MicroRNA-124a and microRNA-34b/c are frequently methylated in all histological types of colorectal cancer and polyps, and in the adjacent normal mucosa

MicroRNAs (miRs) are a class of small RNAs that regulate gene expression at the post-transcriptional and/or translational level by interacting with their target mRNAs. miRs are down-regulated or up-regulated in various cancer types, triggering abnormal cell differentiation, proliferation and apoptosis. miR-124a and miR-34b/c have been reported to be expressed at lower levels in colorectal cancer (CRC) due to methylation of these genes. The present study aimed to determine the methylation status of miR-124a and miR-34b/c in CRCs and polyps of various histological types, adjacent normal mucosa and ulcerative colitis.
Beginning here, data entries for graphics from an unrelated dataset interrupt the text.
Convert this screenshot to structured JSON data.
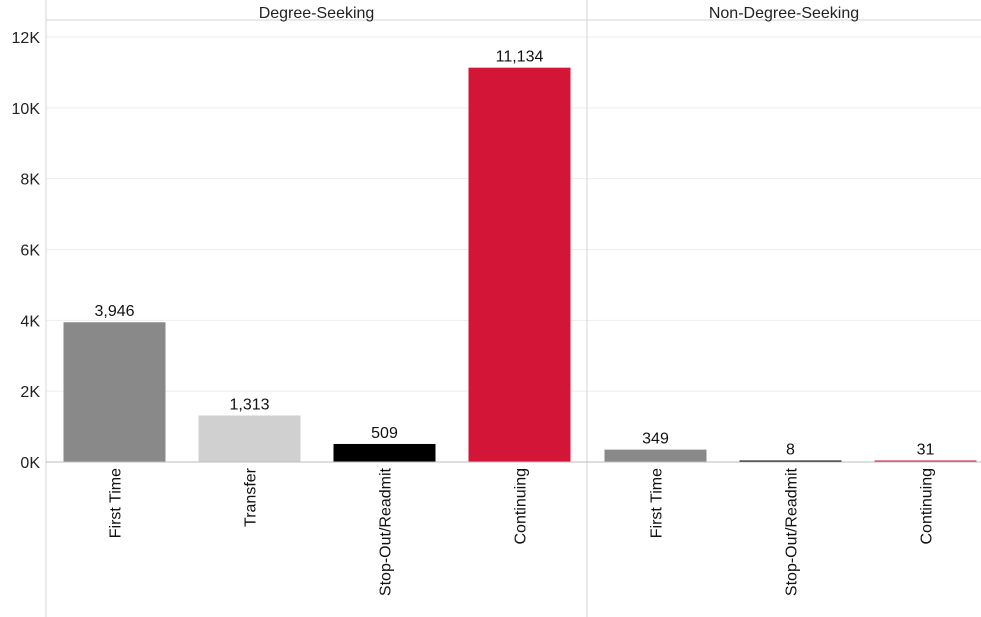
{
  "chart_data": {
    "type": "bar",
    "ylim": [
      0,
      12500
    ],
    "y_ticks": [
      {
        "value": 0,
        "label": "0K"
      },
      {
        "value": 2000,
        "label": "2K"
      },
      {
        "value": 4000,
        "label": "4K"
      },
      {
        "value": 6000,
        "label": "6K"
      },
      {
        "value": 8000,
        "label": "8K"
      },
      {
        "value": 10000,
        "label": "10K"
      },
      {
        "value": 12000,
        "label": "12K"
      }
    ],
    "grid": true,
    "panels": [
      {
        "header": "Degree-Seeking",
        "bars": [
          {
            "category": "First Time",
            "value": 3946,
            "label": "3,946",
            "color": "#898989"
          },
          {
            "category": "Transfer",
            "value": 1313,
            "label": "1,313",
            "color": "#d0d0d0"
          },
          {
            "category": "Stop-Out/Readmit",
            "value": 509,
            "label": "509",
            "color": "#000000"
          },
          {
            "category": "Continuing",
            "value": 11134,
            "label": "11,134",
            "color": "#d31638"
          }
        ]
      },
      {
        "header": "Non-Degree-Seeking",
        "bars": [
          {
            "category": "First Time",
            "value": 349,
            "label": "349",
            "color": "#898989"
          },
          {
            "category": "Stop-Out/Readmit",
            "value": 8,
            "label": "8",
            "color": "#000000"
          },
          {
            "category": "Continuing",
            "value": 31,
            "label": "31",
            "color": "#d31638"
          }
        ]
      }
    ]
  }
}
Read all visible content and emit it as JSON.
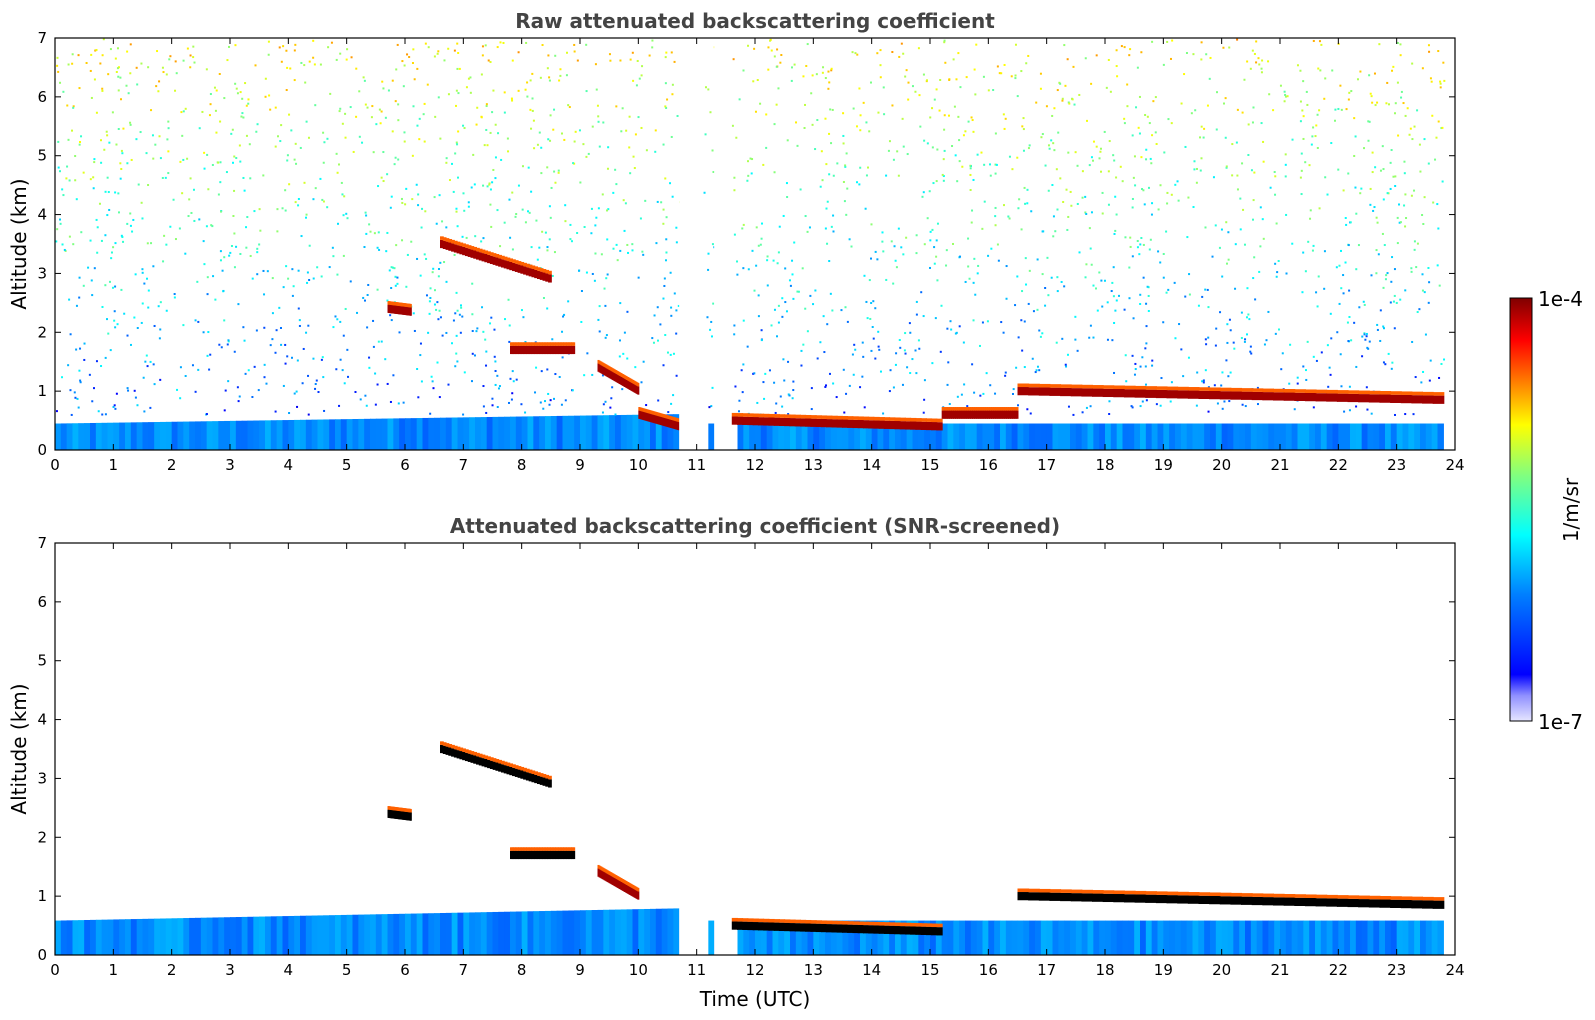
{
  "colors": {
    "jet": [
      "#000080",
      "#0000ff",
      "#0080ff",
      "#00ffff",
      "#80ff80",
      "#ffff00",
      "#ff8000",
      "#ff0000",
      "#800000"
    ],
    "low_tint": "#e6e6ff",
    "frame": "#000000"
  },
  "colorbar": {
    "label": "1/m/sr",
    "top_label": "1e-4",
    "bottom_label": "1e-7",
    "scale": "log"
  },
  "chart_data": [
    {
      "type": "heatmap",
      "title": "Raw attenuated backscattering coefficient",
      "xlabel": "",
      "ylabel": "Altitude (km)",
      "xlim": [
        0,
        24
      ],
      "ylim": [
        0,
        7
      ],
      "x_ticks": [
        "0",
        "1",
        "2",
        "3",
        "4",
        "5",
        "6",
        "7",
        "8",
        "9",
        "10",
        "11",
        "12",
        "13",
        "14",
        "15",
        "16",
        "17",
        "18",
        "19",
        "20",
        "21",
        "22",
        "23",
        "24"
      ],
      "y_ticks": [
        "0",
        "1",
        "2",
        "3",
        "4",
        "5",
        "6",
        "7"
      ],
      "data_gaps_hours": [
        [
          10.7,
          11.1
        ],
        [
          11.3,
          11.6
        ]
      ],
      "cloud_layers": [
        {
          "t": [
            6.6,
            8.5
          ],
          "alt": [
            3.5,
            2.9
          ],
          "level": "high"
        },
        {
          "t": [
            5.7,
            6.1
          ],
          "alt": [
            2.4,
            2.35
          ],
          "level": "high"
        },
        {
          "t": [
            7.8,
            8.9
          ],
          "alt": [
            1.7,
            1.7
          ],
          "level": "high"
        },
        {
          "t": [
            9.3,
            10.0
          ],
          "alt": [
            1.4,
            1.0
          ],
          "level": "high"
        },
        {
          "t": [
            10.0,
            10.7
          ],
          "alt": [
            0.6,
            0.4
          ],
          "level": "high"
        },
        {
          "t": [
            11.6,
            15.2
          ],
          "alt": [
            0.5,
            0.4
          ],
          "level": "high"
        },
        {
          "t": [
            15.2,
            16.5
          ],
          "alt": [
            0.6,
            0.6
          ],
          "level": "high"
        },
        {
          "t": [
            16.5,
            23.8
          ],
          "alt": [
            1.0,
            0.85
          ],
          "level": "high"
        }
      ]
    },
    {
      "type": "heatmap",
      "title": "Attenuated backscattering coefficient (SNR-screened)",
      "xlabel": "Time (UTC)",
      "ylabel": "Altitude (km)",
      "xlim": [
        0,
        24
      ],
      "ylim": [
        0,
        7
      ],
      "x_ticks": [
        "0",
        "1",
        "2",
        "3",
        "4",
        "5",
        "6",
        "7",
        "8",
        "9",
        "10",
        "11",
        "12",
        "13",
        "14",
        "15",
        "16",
        "17",
        "18",
        "19",
        "20",
        "21",
        "22",
        "23",
        "24"
      ],
      "y_ticks": [
        "0",
        "1",
        "2",
        "3",
        "4",
        "5",
        "6",
        "7"
      ],
      "data_gaps_hours": [
        [
          10.7,
          11.1
        ],
        [
          11.3,
          11.6
        ]
      ],
      "cloud_layers": [
        {
          "t": [
            6.6,
            8.5
          ],
          "alt": [
            3.5,
            2.9
          ],
          "level": "saturated"
        },
        {
          "t": [
            5.7,
            6.1
          ],
          "alt": [
            2.4,
            2.35
          ],
          "level": "saturated"
        },
        {
          "t": [
            7.8,
            8.9
          ],
          "alt": [
            1.7,
            1.7
          ],
          "level": "saturated"
        },
        {
          "t": [
            9.3,
            10.0
          ],
          "alt": [
            1.4,
            1.0
          ],
          "level": "high"
        },
        {
          "t": [
            11.6,
            15.2
          ],
          "alt": [
            0.5,
            0.4
          ],
          "level": "saturated"
        },
        {
          "t": [
            16.5,
            23.8
          ],
          "alt": [
            1.0,
            0.85
          ],
          "level": "saturated"
        }
      ]
    }
  ]
}
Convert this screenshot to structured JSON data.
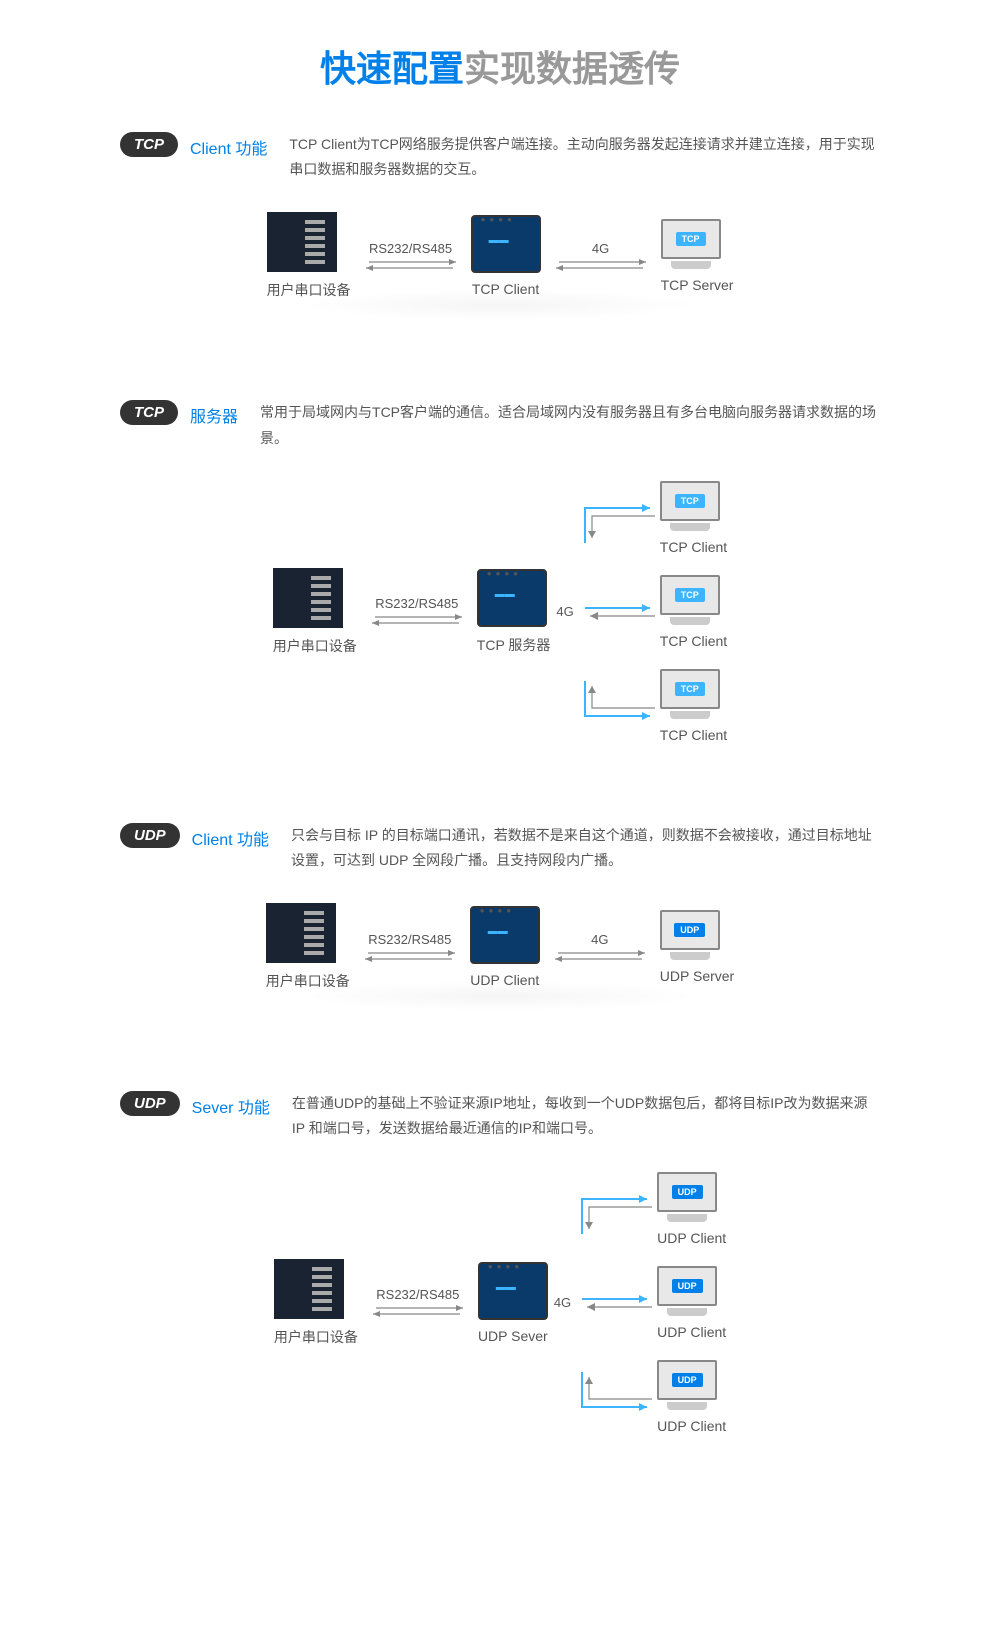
{
  "title": {
    "part1": "快速配置",
    "part2": "实现数据透传"
  },
  "colors": {
    "primary_blue": "#0080e8",
    "badge_bg": "#333333",
    "text_gray": "#555555",
    "light_gray": "#999999",
    "tcp_badge": "#3cb4ff",
    "udp_badge": "#0080e8",
    "arrow_color": "#888888",
    "branch_color": "#3cb4ff"
  },
  "sections": [
    {
      "badge": "TCP",
      "label": "Client 功能",
      "desc": "TCP Client为TCP网络服务提供客户端连接。主动向服务器发起连接请求并建立连接，用于实现串口数据和服务器数据的交互。",
      "type": "simple",
      "left_node": "用户串口设备",
      "mid_node": "TCP Client",
      "right_node": "TCP Server",
      "conn1": "RS232/RS485",
      "conn2": "4G",
      "right_badge": "TCP",
      "right_badge_color": "#3cb4ff"
    },
    {
      "badge": "TCP",
      "label": "服务器",
      "desc": "常用于局域网内与TCP客户端的通信。适合局域网内没有服务器且有多台电脑向服务器请求数据的场景。",
      "type": "complex",
      "left_node": "用户串口设备",
      "mid_node": "TCP 服务器",
      "conn1": "RS232/RS485",
      "conn2": "4G",
      "client_label": "TCP Client",
      "client_badge": "TCP",
      "client_badge_color": "#3cb4ff"
    },
    {
      "badge": "UDP",
      "label": "Client 功能",
      "desc": "只会与目标 IP 的目标端口通讯，若数据不是来自这个通道，则数据不会被接收，通过目标地址设置，可达到 UDP 全网段广播。且支持网段内广播。",
      "type": "simple",
      "left_node": "用户串口设备",
      "mid_node": "UDP Client",
      "right_node": "UDP Server",
      "conn1": "RS232/RS485",
      "conn2": "4G",
      "right_badge": "UDP",
      "right_badge_color": "#0080e8"
    },
    {
      "badge": "UDP",
      "label": "Sever 功能",
      "desc": "在普通UDP的基础上不验证来源IP地址，每收到一个UDP数据包后，都将目标IP改为数据来源IP 和端口号，发送数据给最近通信的IP和端口号。",
      "type": "complex",
      "left_node": "用户串口设备",
      "mid_node": "UDP Sever",
      "conn1": "RS232/RS485",
      "conn2": "4G",
      "client_label": "UDP Client",
      "client_badge": "UDP",
      "client_badge_color": "#0080e8"
    }
  ]
}
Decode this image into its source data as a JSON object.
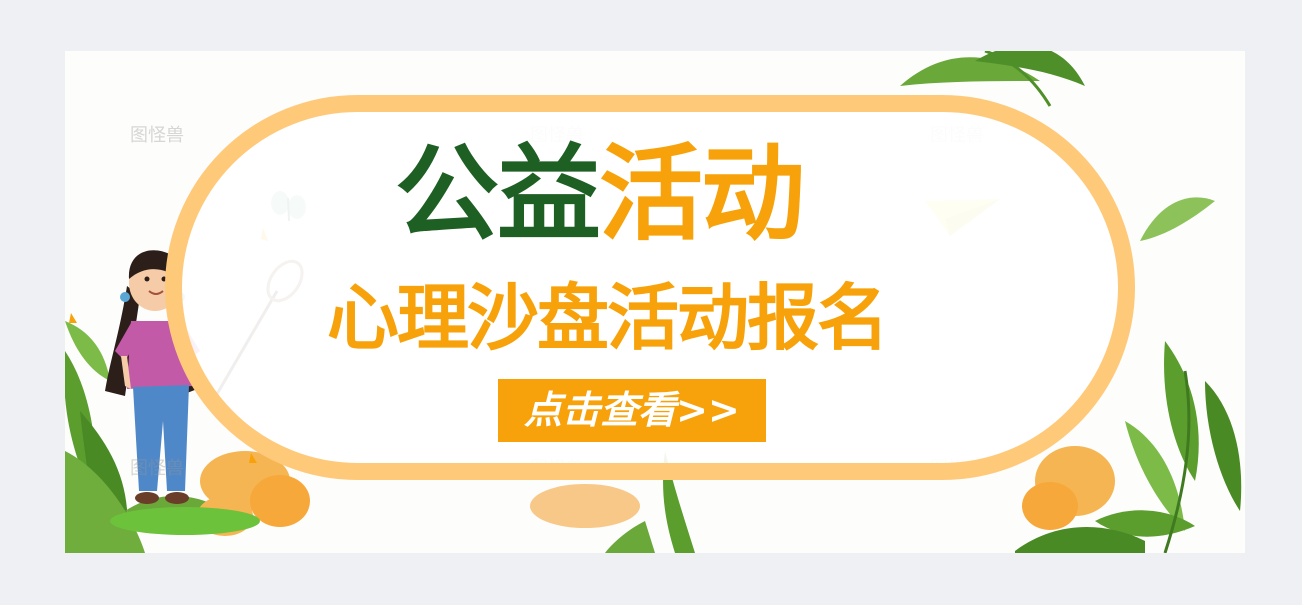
{
  "banner": {
    "title_part1": "公益",
    "title_part2": "活动",
    "subtitle": "心理沙盘活动报名",
    "cta_label": "点击查看>>"
  },
  "watermark": {
    "text": "图怪兽"
  },
  "colors": {
    "title_green": "#1e5f24",
    "accent_orange": "#f7a20a",
    "pill_border": "#ffc97a",
    "leaf_green": "#5b9e2e",
    "page_bg": "#eef0f4"
  }
}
The colon cancer cell line study showed an association of the lower expression of miR-124a and miR-34b/c with the methylation of these genes and induction of the expression of these genes with the treatment by 5-aza-2'-deoxycytidine. Among nine different cancer types examined, CRC showed the highest frequency of methylation of miR-124a (cell lines 88% and tissues 99%) and miR-34b/c (cell lines 89% and tissues 93%). Mucinous and non-mucinous CRCs and all the histological types of colorectal polyps showed a high frequency of methylation of miR-124a and miR-34b/c. Notably, methylation of miR-124a (59%) and miR-34b/c (26%) was observed in the adjacent normal mucosa of CRC patients, but not in colonic mucosa from patients without cancer or with ulcerative colitis. The methylation of miR-124a in the adjacent normal mucosa was associated with the microsatellite instability of CRC, while the methylation of miR-34b/c was associated with an older age at diagnosis of CRC. The results showed that the methylation of miR-124a and miR-34b/c occured early in colorectal carcinogenesis and certain CRCs may arise from a field defect defined by the epigenetic inactivation of miRs.